I love to pray. I love to invite others to enter into the ritual action by means of the words appointed for the Presider to pray, rather than just recite. After all, it's called the "Celebration of the Eucharist"!

As an aside, I once went to a wedding (that I'd not really been invited to, but showed up to, -- from across the county -- none the less, because I was annoyed at not having received an invitation) that seemed almost as if it were a funeral. When the priest was praying, his words were barely audible, which probably was a good thing, since he seemed bored as he recited them. Perhaps he was annoyed because he was missing lunch or something.

I suspect that many of those present felt it was a very "reverent" service. (Why it is that boredom, or ennui, and/or distraction are lauded as "piety" while real joy, gratitude, awe, wonder, and engagement with the liturgical texts are decried as "irreverence" escapes me.)

I couldn't wait to escape that place, and I wasn't even getting married!

Anyway, I believe the Eucharist is supposed to be a celebration, an honest-to-goodness spiritual party in recognition of how much we are loved in the midst of the goofiness and disorder of our lives. This year's Advent readings spoke to me very clearly of "God with us" -- Emmanuel -- in the midst of all that mess.

That's something -- someone -- worth celebrating, in my book! How amazing is it that Christians have a God who has embraced the mess of the human condition? Rather than being appalled by it, or repulsed by it, or enraged by it, or bored by it, God sees the whole history of human depravity, evil, oppression, sin, sadness, grief, shame, fear (and on and on) and chooses to enter into it *personally*, completely, becoming one like us in all things but sin (cf. Heb 2:17).

While we probably rightfully ought to have this celebration surrounding the Feast of the Annunciation (the true Feast of the Incarnation) in March, we wind up acknowledging all this on the Feast of the Nativity, which we honor this night.

Hanging out as I have done, for just shy of three decades now, with women and men who go to a lot of AA and Al-Anon and NA and other 12-step programs, it seems pretty clear that the God who chose to become enfleshed chose to do so in the person of a little child -- the epitome of human powerlessness. Amazing!
14Since, therefore, the children share flesh and blood, he himself likewise shared the same things, so that through death he might destroy the one who has the power of death, that is, the devil, 15and free those who all their lives were held in slavery by the fear of death. 16For it is clear that he did not come to help angels, but the descendants of Abraham. 17Therefore he had to become like his brothers and sisters in every respect, so that he might be a merciful and faithful high priest in the service of God, to make a sacrifice of atonement for the sins of the people. 18Because he himself was tested by what he suffered, he is able to help those who are being tested. (NRSV: Heb 2:14-18)
The mystery of the Incarnation and Nativity means that nothing human is foreign to God. We are not alone. God is with us. Emmanuel.

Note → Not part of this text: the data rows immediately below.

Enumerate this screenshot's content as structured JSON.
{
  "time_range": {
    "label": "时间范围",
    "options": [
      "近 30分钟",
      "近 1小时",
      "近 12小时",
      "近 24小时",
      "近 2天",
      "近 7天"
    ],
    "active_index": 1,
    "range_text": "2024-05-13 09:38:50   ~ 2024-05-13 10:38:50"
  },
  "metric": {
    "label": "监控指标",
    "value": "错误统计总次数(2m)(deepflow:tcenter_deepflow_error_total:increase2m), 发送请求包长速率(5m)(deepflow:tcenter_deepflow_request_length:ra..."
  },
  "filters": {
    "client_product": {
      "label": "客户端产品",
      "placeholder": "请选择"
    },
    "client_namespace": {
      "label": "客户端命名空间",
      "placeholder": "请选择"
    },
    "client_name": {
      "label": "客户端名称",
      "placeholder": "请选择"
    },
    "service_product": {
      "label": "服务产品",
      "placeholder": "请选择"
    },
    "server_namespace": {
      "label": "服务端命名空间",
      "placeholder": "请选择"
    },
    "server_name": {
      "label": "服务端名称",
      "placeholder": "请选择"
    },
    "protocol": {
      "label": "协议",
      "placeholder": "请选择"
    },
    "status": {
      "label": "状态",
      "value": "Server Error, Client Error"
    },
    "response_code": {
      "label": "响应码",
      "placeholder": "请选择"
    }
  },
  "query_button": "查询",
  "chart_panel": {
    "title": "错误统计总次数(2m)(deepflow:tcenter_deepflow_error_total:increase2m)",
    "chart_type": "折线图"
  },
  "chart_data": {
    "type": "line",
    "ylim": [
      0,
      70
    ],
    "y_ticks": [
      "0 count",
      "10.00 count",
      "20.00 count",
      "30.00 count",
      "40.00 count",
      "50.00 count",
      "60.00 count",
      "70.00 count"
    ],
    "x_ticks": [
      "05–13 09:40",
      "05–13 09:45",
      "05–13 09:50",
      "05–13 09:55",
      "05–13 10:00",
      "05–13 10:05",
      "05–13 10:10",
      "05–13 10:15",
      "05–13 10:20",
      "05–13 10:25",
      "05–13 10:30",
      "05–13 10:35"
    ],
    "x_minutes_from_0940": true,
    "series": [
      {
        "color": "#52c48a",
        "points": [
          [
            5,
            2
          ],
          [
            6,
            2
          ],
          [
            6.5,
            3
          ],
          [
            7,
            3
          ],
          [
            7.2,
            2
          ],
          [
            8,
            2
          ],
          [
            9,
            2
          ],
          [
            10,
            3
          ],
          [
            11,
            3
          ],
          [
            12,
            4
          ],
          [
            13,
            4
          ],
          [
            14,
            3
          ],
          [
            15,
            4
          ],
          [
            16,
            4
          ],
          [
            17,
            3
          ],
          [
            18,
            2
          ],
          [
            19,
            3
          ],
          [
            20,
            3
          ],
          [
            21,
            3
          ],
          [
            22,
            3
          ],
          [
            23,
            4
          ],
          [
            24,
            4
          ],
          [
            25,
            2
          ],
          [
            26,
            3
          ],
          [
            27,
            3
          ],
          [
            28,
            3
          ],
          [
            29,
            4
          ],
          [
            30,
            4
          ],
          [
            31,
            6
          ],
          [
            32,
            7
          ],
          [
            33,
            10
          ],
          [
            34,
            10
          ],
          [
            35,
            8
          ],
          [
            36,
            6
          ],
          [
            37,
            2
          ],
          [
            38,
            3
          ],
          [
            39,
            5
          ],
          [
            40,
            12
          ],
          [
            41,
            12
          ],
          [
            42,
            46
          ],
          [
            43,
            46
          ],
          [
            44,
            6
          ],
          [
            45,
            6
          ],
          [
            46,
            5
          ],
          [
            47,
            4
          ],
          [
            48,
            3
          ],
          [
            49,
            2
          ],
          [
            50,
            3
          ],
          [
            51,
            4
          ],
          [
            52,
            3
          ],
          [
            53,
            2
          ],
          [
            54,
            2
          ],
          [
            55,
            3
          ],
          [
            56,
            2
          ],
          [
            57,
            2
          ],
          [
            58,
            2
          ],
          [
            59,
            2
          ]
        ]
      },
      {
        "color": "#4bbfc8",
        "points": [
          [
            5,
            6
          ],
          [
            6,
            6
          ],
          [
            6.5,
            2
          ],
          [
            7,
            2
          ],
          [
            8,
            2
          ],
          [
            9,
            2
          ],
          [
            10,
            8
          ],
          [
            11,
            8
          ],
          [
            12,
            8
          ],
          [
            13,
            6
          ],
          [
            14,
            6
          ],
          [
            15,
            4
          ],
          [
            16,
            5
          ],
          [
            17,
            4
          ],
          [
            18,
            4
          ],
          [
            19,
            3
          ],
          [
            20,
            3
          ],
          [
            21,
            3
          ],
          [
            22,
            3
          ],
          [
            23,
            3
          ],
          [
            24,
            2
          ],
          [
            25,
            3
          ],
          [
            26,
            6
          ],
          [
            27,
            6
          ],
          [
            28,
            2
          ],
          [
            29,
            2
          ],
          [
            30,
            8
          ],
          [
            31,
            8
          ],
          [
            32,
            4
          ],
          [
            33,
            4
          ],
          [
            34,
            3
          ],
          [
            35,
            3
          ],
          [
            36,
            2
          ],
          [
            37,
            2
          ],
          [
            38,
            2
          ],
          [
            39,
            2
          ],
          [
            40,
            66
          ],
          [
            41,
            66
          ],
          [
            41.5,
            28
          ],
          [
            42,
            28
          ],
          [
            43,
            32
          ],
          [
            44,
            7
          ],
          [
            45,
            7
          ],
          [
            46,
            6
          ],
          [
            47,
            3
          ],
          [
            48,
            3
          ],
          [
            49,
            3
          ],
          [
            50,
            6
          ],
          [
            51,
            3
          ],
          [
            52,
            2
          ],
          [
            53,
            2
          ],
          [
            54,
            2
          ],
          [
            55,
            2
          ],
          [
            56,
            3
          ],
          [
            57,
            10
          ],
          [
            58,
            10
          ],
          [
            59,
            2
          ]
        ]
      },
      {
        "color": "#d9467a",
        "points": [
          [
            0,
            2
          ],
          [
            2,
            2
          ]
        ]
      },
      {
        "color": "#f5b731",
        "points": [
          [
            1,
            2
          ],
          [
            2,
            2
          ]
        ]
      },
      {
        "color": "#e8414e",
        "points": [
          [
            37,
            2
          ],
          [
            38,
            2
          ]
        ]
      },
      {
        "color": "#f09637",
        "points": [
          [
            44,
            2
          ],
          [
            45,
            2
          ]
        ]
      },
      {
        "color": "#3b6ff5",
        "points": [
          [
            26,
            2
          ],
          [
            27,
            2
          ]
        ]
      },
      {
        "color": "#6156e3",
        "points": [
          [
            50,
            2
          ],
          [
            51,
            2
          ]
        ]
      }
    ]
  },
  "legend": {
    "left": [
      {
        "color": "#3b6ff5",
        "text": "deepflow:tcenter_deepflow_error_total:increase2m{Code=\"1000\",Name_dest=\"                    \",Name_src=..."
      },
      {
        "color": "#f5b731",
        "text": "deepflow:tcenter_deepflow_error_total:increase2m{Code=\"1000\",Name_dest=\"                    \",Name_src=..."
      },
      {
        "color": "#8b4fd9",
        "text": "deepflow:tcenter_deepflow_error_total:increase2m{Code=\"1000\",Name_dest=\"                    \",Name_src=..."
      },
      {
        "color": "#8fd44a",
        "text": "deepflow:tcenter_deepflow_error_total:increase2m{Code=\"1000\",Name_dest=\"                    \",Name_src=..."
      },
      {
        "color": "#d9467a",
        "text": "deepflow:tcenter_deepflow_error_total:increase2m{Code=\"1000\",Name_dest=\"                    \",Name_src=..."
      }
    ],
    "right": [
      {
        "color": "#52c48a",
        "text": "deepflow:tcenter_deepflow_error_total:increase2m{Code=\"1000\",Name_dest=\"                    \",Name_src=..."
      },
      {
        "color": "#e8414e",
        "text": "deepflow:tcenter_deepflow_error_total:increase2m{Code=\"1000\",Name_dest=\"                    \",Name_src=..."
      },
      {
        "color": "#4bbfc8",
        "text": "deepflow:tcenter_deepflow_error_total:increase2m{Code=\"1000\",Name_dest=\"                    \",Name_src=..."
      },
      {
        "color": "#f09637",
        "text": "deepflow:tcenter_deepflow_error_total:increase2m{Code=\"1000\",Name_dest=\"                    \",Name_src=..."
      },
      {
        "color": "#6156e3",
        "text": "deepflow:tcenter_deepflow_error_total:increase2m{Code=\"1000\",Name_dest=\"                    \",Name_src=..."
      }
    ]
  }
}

This is indeed good news, and worth *really* celebrating.

Even here on Active Duty, Down Range, far from home and hearth.

Blessings and peace to one and all,


Fr. Tim, SJ

Tuesday, December 23, 2008

Chanukah


(I'd only ever spelled it "Hanukkah"(חנוכה‎) until now, but since the only Rabbi in the Army over here at the present time spells it "Chanukah," I figure I'll defer to his expertise and wisdom in this.)

Yesterday I wrote about the Winter Solstice, which also happened to be the first night of Chanukah this year. Again we have an ancient celebration which contrasts light and darkness. For the eight nights of Chanukah, Jews light candles in order to proclaim to the world the wonders and power of God, who caused the light in the Jerusalem Temple to burn miraculously for eight days, during the reign of the Seleucid king, Antiochus IV Ephiphanes, around the year 165 BCE.

At the candle-lighting each night, two prayers are said (the first night, an extra prayer is said). "Praised are You, Lord our God, King of the universe, Who performed wondrous deeds for our ancestors, in those days, at this season." "Praised are You, Lord our God, King of the universe, Who has kept us in life, sustained us, and enabled us to reach this season."

It seems to me that those lovely prayers are very apt indeed.

Happy Chanukah to Robert, Lisa, Benjamin, and Rachel; to Lester, Holly, and Lauren; to Bert; to my sober friend Bruce Z, and to all my other friends too numerous to name!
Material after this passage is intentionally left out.